Last year the California Legislature passed a bill (AB 327 - Perea) granting the California Public Utilities Commission (CPUC) the ability to make broad changes to how the state's investor owned utilities (PG&E, SCE, and SDG&E) charge customers for electricity. In his departing comments (PDF) from the CPUC, former Commissioner Mark Ferron observed that the bill was "a poisoned chalice" because "the Commission will come under intense pressure to use this authority to protect the interest of the utilities over those of consumers and potential self-generators, all in the name of addressing exaggerated concerns about grid stability, cost and fairness."
Sure enough, that intense pressure has begun. Utilities are now asking the CPUC to significantly change rates that would hurt low-income customers and, as an analysis by the Sierra Club demonstrates (PDF), cripple the market for rooftop solar and efficiency upgrades. At public meetings throughout the state, hundreds of Sierra Club members, clean energy workers and consumers are speaking out against the proposed changes.

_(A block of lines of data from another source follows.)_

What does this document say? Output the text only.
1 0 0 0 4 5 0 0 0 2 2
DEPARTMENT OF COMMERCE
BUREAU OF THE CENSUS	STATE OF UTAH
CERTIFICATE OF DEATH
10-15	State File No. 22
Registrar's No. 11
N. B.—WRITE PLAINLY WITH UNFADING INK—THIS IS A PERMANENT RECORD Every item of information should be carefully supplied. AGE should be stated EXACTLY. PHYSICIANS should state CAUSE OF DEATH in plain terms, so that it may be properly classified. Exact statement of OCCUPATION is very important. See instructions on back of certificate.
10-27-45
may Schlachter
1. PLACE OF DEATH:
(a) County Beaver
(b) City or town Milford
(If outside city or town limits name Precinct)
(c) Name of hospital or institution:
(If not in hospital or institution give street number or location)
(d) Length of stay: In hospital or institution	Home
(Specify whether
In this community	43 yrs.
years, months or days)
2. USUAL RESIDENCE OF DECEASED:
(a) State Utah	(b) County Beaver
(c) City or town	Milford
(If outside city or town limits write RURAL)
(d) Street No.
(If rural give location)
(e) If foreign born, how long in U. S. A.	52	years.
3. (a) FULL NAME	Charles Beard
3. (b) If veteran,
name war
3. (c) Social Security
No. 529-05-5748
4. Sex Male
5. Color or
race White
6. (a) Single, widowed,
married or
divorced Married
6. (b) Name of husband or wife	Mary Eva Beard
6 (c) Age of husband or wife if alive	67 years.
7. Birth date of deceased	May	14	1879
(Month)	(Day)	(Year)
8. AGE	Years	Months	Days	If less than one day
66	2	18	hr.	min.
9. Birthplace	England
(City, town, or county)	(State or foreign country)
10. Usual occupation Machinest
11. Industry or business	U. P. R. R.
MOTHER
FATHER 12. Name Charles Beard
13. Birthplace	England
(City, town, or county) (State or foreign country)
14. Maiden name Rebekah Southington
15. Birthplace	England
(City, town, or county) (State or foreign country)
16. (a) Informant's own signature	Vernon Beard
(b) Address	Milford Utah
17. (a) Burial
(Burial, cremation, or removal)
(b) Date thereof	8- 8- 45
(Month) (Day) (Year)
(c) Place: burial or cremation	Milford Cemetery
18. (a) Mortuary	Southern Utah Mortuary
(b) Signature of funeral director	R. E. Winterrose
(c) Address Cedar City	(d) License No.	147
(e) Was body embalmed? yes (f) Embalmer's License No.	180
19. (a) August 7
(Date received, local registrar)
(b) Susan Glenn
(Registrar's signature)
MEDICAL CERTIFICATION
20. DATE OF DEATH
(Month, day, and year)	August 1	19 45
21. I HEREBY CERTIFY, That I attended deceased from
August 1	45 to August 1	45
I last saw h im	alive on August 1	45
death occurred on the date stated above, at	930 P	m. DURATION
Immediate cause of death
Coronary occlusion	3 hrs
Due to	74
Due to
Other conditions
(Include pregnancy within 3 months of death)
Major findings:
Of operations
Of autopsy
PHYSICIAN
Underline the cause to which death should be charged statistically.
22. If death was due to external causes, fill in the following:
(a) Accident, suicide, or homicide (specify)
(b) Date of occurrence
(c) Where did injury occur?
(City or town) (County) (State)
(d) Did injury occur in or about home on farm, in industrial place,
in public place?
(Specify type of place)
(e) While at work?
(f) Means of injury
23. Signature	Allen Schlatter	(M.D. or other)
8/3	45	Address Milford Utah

Speaking out against utility proposed rates at a public participation hearing in Fontana
What Utilities Want: Fixed Charges and Flat Rates
Currently, electricity rates are "tiered" so the more you use, the more you pay. Initial consumption is charged at a low rate, with rates increasing significantly with energy use. This structure rewards conservation and is in large part responsible for the rapid growth of rooftop solar in California because it makes energy-savings investments economic for customers with high energy-usage. Energy bills are also almost entirely tied to the amount of energy consumption with few unavoidable fixed charges.